Regardless of what your opinion may be of President Donald Trump, he made the right call when he waived the Jones Act that was slowing response time to help Puerto Rico recovery from Hurricane Maria.
However, that was a temporary waiver. We would love to see it made permanent. The Jones Act doesn’t just cause problems during disaster relief efforts. Let’s look at why.
The Jones Act was originally meant to protect the shipping industry and maritime trade, but almost a century has gone by and it’s easy to see that the law does not serve its original purpose. Its effect today is that people in isolated areas, such as Hawaii, who depend on shipping pay more than the rest of the country for basic items.
So why is that?
The Jones Act requires that for a ship to engage in trade between ports of the United States, it must fly the U.S. flag; be built in a U.S. shipyard; be 75 percent owned by U.S. citizens; and be crewed by U.S. citizens or permanent residents.
In other words, it eliminates competition in the shipping industry. Foreign-built ships, which are less expensive, can’t engage in trade between ports of the US.
As we’ve said before, expenses are high when you live in the middle of the ocean. We all know that and accept it as part of life here. But part of that cost is due to the fact that the antiquated Jones Act is still the law of the sea. An exemption to the act for Hawaii could make a big difference in lowering the cost of living here.
But, perhaps surprisingly, there is little local outcry for that exemption. You don’t really hear from our congressional members stating opposition to the Jones Act. They should. But perhaps they already know it’s a waste of breath because it’s not ever going to happen.
Keli’i Akina, president of the Grassroot Institute of Hawaii, had this to say in a Sept. 8 story about the US temporarily waiving the Jones Act: “We praise the federal government’s decision to provide a waiver of the Jones Act in preparation for Hurricane Irma. The waiver from the burdens of this outdated shipping law will help save many victims in Florida.”

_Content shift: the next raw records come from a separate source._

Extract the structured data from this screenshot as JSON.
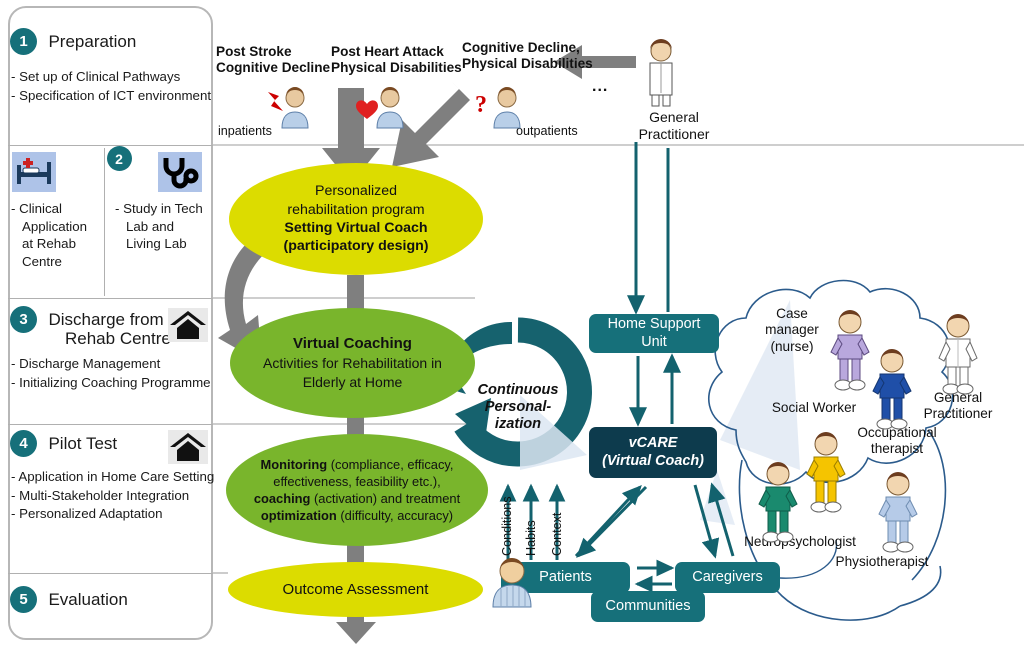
{
  "phases": [
    {
      "num": "1",
      "title": "Preparation",
      "items": [
        "-  Set up of Clinical  Pathways",
        "-  Specification of ICT environment"
      ]
    },
    {
      "num": "2",
      "title": "",
      "items_left": [
        "-  Clinical Application at Rehab Centre"
      ],
      "items_right": [
        "-  Study in Tech Lab and Living Lab"
      ],
      "icon_left": "hospital-bed-icon",
      "icon_right": "stethoscope-icon"
    },
    {
      "num": "3",
      "title": "Discharge from",
      "title2": "Rehab Centre",
      "items": [
        "-  Discharge Management",
        "-  Initializing Coaching Programme"
      ],
      "icon": "house-icon"
    },
    {
      "num": "4",
      "title": "Pilot Test",
      "items": [
        "-  Application in Home Care Setting",
        "-  Multi-Stakeholder Integration",
        "-  Personalized Adaptation"
      ],
      "icon": "house-icon"
    },
    {
      "num": "5",
      "title": "Evaluation",
      "items": []
    }
  ],
  "patient_sources": {
    "label_a_line1": "Post Stroke",
    "label_a_line2": "Cognitive Decline",
    "label_b_line1": "Post Heart Attack",
    "label_b_line2": "Physical Disabilities",
    "label_c_line1": "Cognitive Decline,",
    "label_c_line2": "Physical Disabilities",
    "inpatients": "inpatients",
    "outpatients": "outpatients",
    "ellipsis": "...",
    "gp_line1": "General",
    "gp_line2": "Practitioner",
    "icon_a": "patient-stroke-icon",
    "icon_b": "patient-heart-icon",
    "icon_c": "patient-question-icon",
    "icon_gp": "general-practitioner-icon"
  },
  "flow": {
    "prp_line1": "Personalized",
    "prp_line2": "rehabilitation program",
    "prp_line3": "Setting Virtual Coach",
    "prp_line4": "(participatory design)",
    "vc_line1": "Virtual Coaching",
    "vc_line2": "Activities for Rehabilitation in",
    "vc_line3": "Elderly at Home",
    "mon_b1": "Monitoring",
    "mon_t1": " (compliance, efficacy,",
    "mon_t2": "effectiveness, feasibility etc.),",
    "mon_b2": "coaching",
    "mon_t3": " (activation) and treatment",
    "mon_b3": "optimization",
    "mon_t4": " (difficulty, accuracy)",
    "outcome": "Outcome Assessment"
  },
  "personalization": {
    "line1": "Continuous",
    "line2": "Personal-",
    "line3": "ization"
  },
  "system": {
    "home_support_line1": "Home Support",
    "home_support_line2": "Unit",
    "vcare_line1": "vCARE",
    "vcare_line2": "(Virtual Coach)",
    "patients": "Patients",
    "caregivers": "Caregivers",
    "communities": "Communities",
    "patient_icon": "patient-avatar-icon"
  },
  "signals": [
    "Conditions",
    "Habits",
    "Context"
  ],
  "stakeholders": [
    {
      "id": "case-manager",
      "line1": "Case",
      "line2": "manager",
      "line3": "(nurse)",
      "color": "#b9a8dd"
    },
    {
      "id": "social-worker",
      "line1": "Social Worker",
      "color": "#b9a8dd"
    },
    {
      "id": "general-practitioner",
      "line1": "General",
      "line2": "Practitioner",
      "color": "#ffffff"
    },
    {
      "id": "occupational-therapist",
      "line1": "Occupational",
      "line2": "therapist",
      "color": "#1f4fa8"
    },
    {
      "id": "neuropsychologist",
      "line1": "Neuropsychologist",
      "color": "#1a8a6e"
    },
    {
      "id": "physiotherapist",
      "line1": "Physiotherapist",
      "color": "#b6cbe8"
    }
  ],
  "colors": {
    "teal": "#16707a",
    "dark_navy": "#0d3b4d",
    "green": "#79b52c",
    "yellow": "#dcdc00",
    "gray_arrow": "#7f7f7f",
    "cloud_outline": "#2b5b8c",
    "panel_border": "#b7b7b7"
  }
}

He continued: “This waiver is a recognition by the federal government that the Jones Act is a hindrance to providing goods for the American people. More important, this pro-active effort to temporarily lift this unnecessary, self-imposed burden on shipping will help Florida deal with the destructive effects of Hurricane Irma.
“The granting of a waiver in this time of crisis demonstrates that the Jones Act needs to be modernized. We hope that Congress will take note of the fact that the Act is a hindrance to not only American consumers and businesses during emergencies, but at all times.”
A U.S.-build exemption would allow U.S. ship owners to acquire foreign built ships, register them under the U.S.-flag and operate them in the domestic noncontiguous trades.
The advantage of this reform is new ships built in South Korea and Japan are a fifth of the cost of comparable ships built in the U.S., and that dramatically lower capital cost will lead to greater competition and moderate freight costs.
According to the Capital Research Center, “Particularly hard-hit by the Jones Act are noncontiguous U.S. territories and states, such as Hawaii, Puerto Rico, and Guam. With few alternate means of transporting goods, the impact in those areas on the cost of living and the cost of doing business is significant.”
A series of studies from the General Accounting Office during the great Jones Act debates of the 1980s and ‘90s found that the Act costs residents of Hawaii, Puerto Rico, and Alaska between $2.8 billion and $9.8 billion a year over what the freight rates would be without the Jones Act.
A 2013 report on global trade and its barriers from the World Economic Forum, in collaboration with Bain & Co. and the World Bank, described the Jones Act as “the most restrictive of global cabotage laws and an anomaly in an otherwise open market like the United States.”
In a place like Hawaii, which imports almost all of its food and pretty much everything else, the Jones Act has an impact on the price of goods. That impact is, they cost more.